Celebrate Hudson Valley art and artists at the Dorsky: April 28 and May 1

NEW PALTZ – The State University of New York at New Paltz is pleased to announce two upcoming special events presented by the Samuel Dorsky Museum of Art.

These exhibitions are among a series of Tenth Anniversary Year exhibitions that commemorate The Dorsky’s focus on the art and artists of the Hudson Valley. The Hudson Valley is a unique region that has been a source of inspiration and nourishment for artistic creation and innovation since the Hudson River School painters.

The first event is a lecture by artist, Tim Davis, on Thursday, April 28, 7 p.m. at the State University of New York at New Paltz Lecture Center 102.

The second event is a curator and artists’ gallery talk called “Thick and Thin: Ken Landauer and Julianne Swartz” on Sunday, May 1, 2 p.m. in the Sara Bedrick Gallery at the Samuel Dorsky Museum of Art.

Tim Davis will present a slide show and discussion of recent photographic and video projects, including works from the current Dorsky Museum exhibition, “The Upstate New York Olympics: Tim Davis,” currently on view at the museum through July 17, 2011.

Combining his ongoing interests in performance, photography, sculpture and poetry, Tim Davis has developed a series of video and installation works and objects entitled “The Upstate New York Olympics.” Davis’ “events” document, and deliberate on, the artist’s concerns with the fundamentals of performance art, personal expression, regionalism and the risks and rewards of the creative life.

Ken Landauer and Julianne Swartz, independent artists as well as a husband and wife team, have produced distinct bodies of work that complement one another in process, form and effect, but their work has never before been exhibited together. “Thick and Thin: Ken Landauer and Julianne Swartz” is the couple’s first joint public presentation of their work.

Landauer’s drawings and objects play with scale and humor to provoke realizations about our expectations about representation and abstraction. Swartz’s sculptures, installations and architectural interventions shift our perceptions of space, form and light. Together and separately, their works address the ways we make sense of the world. This exhibition includes a selection of recent and new works. “Thick and Thin” runs through October 23.

ABOUT THE ARTISTS

Malawi-born Tim Davis, a graduate of Bard College and Yale University and a recipient of the Rome Prize from the American Academy in 2007, is an artist and poet whose
exhibition/publication projects include “Permanent Collection” and “My Life In Politics.” Davis teaches at Bard College and is represented by Greenberg Van Doren Gallery. His work is in several institutions’ collections, including the Dorsky Museum, the Metropolitan Museum of Art and the Hirschorn Museum.

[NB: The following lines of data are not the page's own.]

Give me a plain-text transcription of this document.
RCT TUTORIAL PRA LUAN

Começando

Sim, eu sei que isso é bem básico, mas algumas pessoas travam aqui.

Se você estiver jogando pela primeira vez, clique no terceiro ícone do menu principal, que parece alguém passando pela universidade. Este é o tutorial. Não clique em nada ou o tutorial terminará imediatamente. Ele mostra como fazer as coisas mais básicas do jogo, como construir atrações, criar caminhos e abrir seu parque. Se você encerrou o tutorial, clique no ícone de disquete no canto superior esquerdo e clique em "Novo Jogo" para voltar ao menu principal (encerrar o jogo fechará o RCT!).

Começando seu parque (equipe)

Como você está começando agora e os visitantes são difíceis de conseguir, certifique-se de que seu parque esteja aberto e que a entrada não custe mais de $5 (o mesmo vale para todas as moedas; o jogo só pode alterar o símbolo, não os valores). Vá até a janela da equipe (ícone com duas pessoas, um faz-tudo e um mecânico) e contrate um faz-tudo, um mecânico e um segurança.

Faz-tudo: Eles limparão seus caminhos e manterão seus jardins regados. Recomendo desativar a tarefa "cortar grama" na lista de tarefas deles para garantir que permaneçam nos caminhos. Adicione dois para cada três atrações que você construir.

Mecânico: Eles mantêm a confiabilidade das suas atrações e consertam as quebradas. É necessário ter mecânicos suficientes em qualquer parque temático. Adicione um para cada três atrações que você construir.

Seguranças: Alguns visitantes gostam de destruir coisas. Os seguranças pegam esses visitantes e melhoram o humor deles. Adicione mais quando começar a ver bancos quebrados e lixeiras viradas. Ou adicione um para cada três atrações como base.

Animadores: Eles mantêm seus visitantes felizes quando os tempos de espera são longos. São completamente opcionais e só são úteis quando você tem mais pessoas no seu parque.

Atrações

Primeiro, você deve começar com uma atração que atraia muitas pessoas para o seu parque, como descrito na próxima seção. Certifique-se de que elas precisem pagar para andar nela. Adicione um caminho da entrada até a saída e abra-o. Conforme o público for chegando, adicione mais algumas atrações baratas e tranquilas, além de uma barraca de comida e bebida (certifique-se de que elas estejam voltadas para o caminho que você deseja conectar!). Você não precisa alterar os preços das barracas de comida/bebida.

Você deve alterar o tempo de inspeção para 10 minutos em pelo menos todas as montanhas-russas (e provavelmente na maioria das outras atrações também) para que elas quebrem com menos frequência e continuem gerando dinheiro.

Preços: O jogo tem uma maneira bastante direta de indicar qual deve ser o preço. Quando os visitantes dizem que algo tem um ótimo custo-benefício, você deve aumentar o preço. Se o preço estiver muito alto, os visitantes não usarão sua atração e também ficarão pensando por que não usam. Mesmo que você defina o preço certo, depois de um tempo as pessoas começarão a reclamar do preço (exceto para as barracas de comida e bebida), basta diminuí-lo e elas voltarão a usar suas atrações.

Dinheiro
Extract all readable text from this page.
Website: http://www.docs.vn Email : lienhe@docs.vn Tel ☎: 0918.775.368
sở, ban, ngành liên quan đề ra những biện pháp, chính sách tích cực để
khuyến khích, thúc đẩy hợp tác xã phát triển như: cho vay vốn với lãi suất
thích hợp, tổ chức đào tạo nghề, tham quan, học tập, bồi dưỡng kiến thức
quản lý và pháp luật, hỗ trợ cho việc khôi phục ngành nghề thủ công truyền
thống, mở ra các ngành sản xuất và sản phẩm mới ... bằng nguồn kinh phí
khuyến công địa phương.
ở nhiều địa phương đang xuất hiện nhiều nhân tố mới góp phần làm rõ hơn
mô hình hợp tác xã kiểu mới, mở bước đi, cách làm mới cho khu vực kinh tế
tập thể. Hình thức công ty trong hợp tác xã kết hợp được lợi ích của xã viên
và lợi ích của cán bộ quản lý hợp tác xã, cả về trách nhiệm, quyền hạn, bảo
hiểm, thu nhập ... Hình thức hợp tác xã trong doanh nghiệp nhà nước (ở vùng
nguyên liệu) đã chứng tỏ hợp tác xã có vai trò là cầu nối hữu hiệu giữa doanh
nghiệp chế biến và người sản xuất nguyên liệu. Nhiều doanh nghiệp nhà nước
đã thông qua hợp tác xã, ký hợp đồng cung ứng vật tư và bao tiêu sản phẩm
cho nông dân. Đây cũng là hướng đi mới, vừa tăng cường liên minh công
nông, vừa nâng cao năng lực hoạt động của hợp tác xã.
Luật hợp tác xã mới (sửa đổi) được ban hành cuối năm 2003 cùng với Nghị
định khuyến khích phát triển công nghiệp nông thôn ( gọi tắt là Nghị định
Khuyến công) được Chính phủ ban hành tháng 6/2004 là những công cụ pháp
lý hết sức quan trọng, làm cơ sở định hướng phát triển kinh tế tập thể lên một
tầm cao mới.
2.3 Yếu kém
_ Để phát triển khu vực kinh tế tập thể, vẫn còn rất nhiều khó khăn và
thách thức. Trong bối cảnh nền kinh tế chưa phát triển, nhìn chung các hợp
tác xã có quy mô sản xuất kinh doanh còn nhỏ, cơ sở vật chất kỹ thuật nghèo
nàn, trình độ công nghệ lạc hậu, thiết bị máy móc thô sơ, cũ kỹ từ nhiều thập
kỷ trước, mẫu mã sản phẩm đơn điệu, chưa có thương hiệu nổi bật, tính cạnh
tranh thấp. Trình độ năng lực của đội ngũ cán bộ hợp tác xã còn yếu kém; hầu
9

Ken Landauer (Colgate University; Rhode Island School of Design) lives in Stone Ridge, NY, and he has exhibited installations, sculptures and other works at The Fields/Art Omi, Socrates Sculpture Park with the Public Art Fund and at AH Gallery.

Julianne Swartz has created solo projects for BBC 3, the Indianapolis Museum of Art and Josée Bienvenu Gallery. Her work was included in the 2004 Whitney Biennial and in other group exhibitions at the Tate, the New Museum for Contemporary Art and the Aldrich Museum.

ABOUT THE MUSEUM

The Samuel Dorsky Museum of Art, located at the State University of New York at New Paltz, is gaining wide recognition as the premier public showplace for exhibition, education and cultural scholarship about the Hudson Valley region’s art and artists from yesterday and today.

With more than 9,000 square feet of exhibition space distributed over six galleries, the Dorsky Museum is one of the largest museums within the SUNY system.